In Payne v. Tennessee in 1991, the Supreme Court upheld the constitutionality of VISs, overturning a decision from just four years earlier. This shift was less about a change in legal reasoning and more about the composition of the Court, after Justices Anthony Kennedy and David Souter replaced Lewis Powell and William Brennan, who had both voted against allowing VISs in previous cases.
Since then, VISs have become regular features in criminal sentencing, but for the social justice advocates who championed them, the gains have been mixed. Crime victims are now updated about the status of relevant criminal cases and have the chance to be heard at sentencing, but research has shown that these interventions only address a small fraction of survivors’ needs. For most survivors, the overarching desire for participation in criminal proceedings is to have their pain acknowledged publicly, and to be supported by the community. Participation in criminal trials can also be retraumatizing and can create a further sense of loss of agency. Aside from a small number of courts that incorporate restorative justice practices like victim-offender mediation or restorative conferencing, very few courts offer trauma-informed interventions that can address victims’ serious, non-retributive needs.
But for law-and-order types, VISs have succeeded in pushing for harsher penalties. Studies have shown that judges are often deeply influenced by emotional narratives and their personal feelings about litigants appearing before them. Researchers have also demonstrated that powerful VISs can lead to longer sentences, particularly when the speaker is perceived as sympathetic.

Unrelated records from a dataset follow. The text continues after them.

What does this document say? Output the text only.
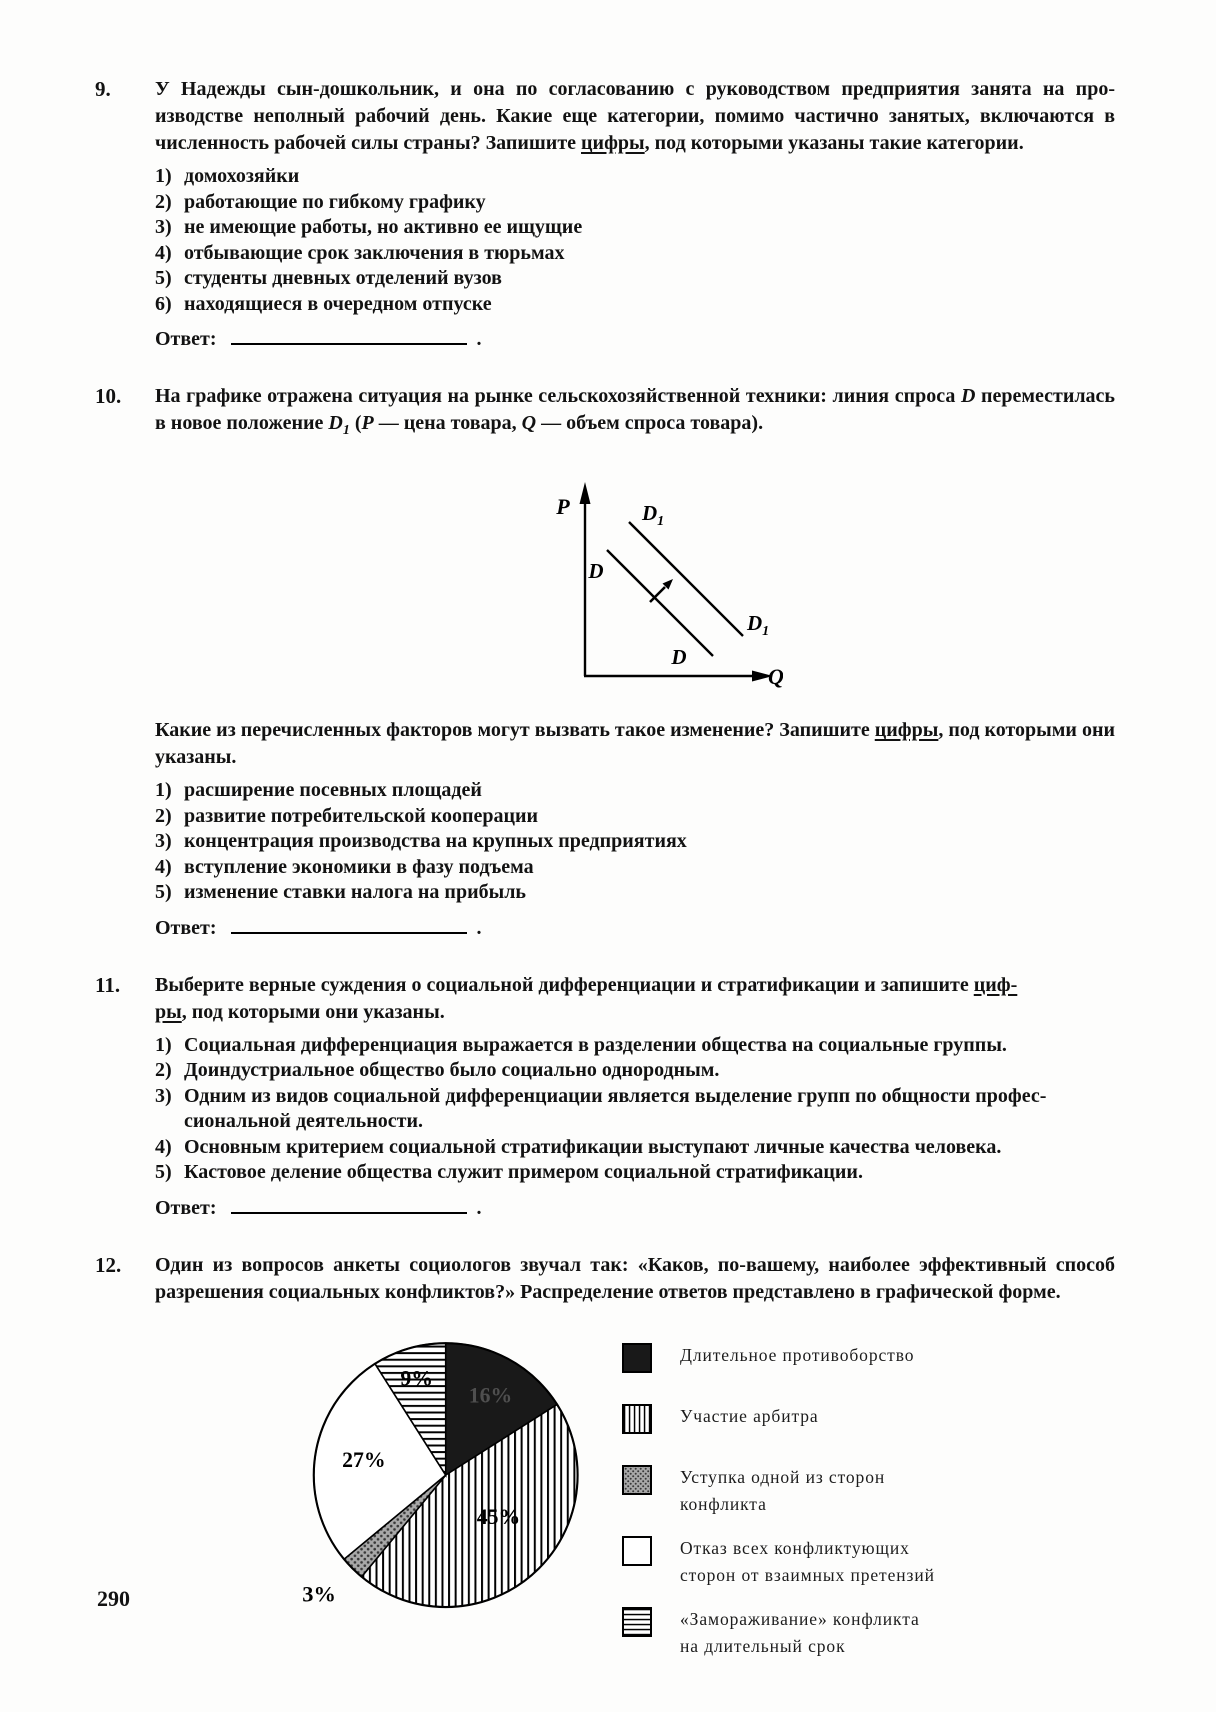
9.	У Надежды сын-дошкольник, и она по согласованию с руководством предприятия занята на производстве неполный рабочий день. Какие еще категории, помимо частично занятых, включаются в численность рабочей силы страны? Запишите цифры, под которыми указаны такие категории.

1) домохозяйки
2) работающие по гибкому графику
3) не имеющие работы, но активно ее ищущие
4) отбывающие срок заключения в тюрьмах
5) студенты дневных отделений вузов
6) находящиеся в очередном отпуске
Ответ:	.
10.	На графике отражена ситуация на рынке сельскохозяйственной техники: линия спроса D переместилась в новое положение $D_1$ (P — цена товара, Q — объем спроса товара).

P
Q
D
D
$D_1$
$D_1$

Какие из перечисленных факторов могут вызвать такое изменение? Запишите цифры, под которыми они указаны.

1) расширение посевных площадей
2) развитие потребительской кооперации
3) концентрация производства на крупных предприятиях
4) вступление экономики в фазу подъема
5) изменение ставки налога на прибыль
Ответ:	.
11.	Выберите верные суждения о социальной дифференциации и стратификации и запишите циф-
ры, под которыми они указаны.

1) Социальная дифференциация выражается в разделении общества на социальные группы.
2) Доиндустриальное общество было социально однородным.
3) Одним из видов социальной дифференциации является выделение групп по общности профессиональной деятельности.
4) Основным критерием социальной стратификации выступают личные качества человека.
5) Кастовое деление общества служит примером социальной стратификации.
Ответ:	.
12.	Один из вопросов анкеты социологов звучал так: «Каков, по-вашему, наиболее эффективный способ разрешения социальных конфликтов?» Распределение ответов представлено в графической форме.

16%
45%
3%
27%
9%
Длительное противоборство
Участие арбитра
Уступка одной из сторон
конфликта
Отказ всех конфликтующих
сторон от взаимных претензий
«Замораживание» конфликта
на длительный срок
290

And now, AI can simulate those sympathetic voices with uncanny precision, as Judge Lang acknowledged after hearing from the AI version of Chris Pelkey. “I feel like calling him Christopher as we’ve gotten to know him today,” Lang said. “I feel that that was genuine.”
Many victims don’t seek vengeance. What they want is to repair the harm, to be heard, and to find a way forward. But our current legal system offers them only one pathway: the punitive route. If victims want to be acknowledged, they must do so within a framework that demands longer prison terms as a form of respect.
We must be wary of letting emotional performance, especially technologically enhanced ones, dictate the fate of those who stand trial. As AI continues to evolve, so too must our approach to justice. The answer is not more punishment disguised as empathy, but a system that centers the needs of victims through practices rooted in humanity, not holograms.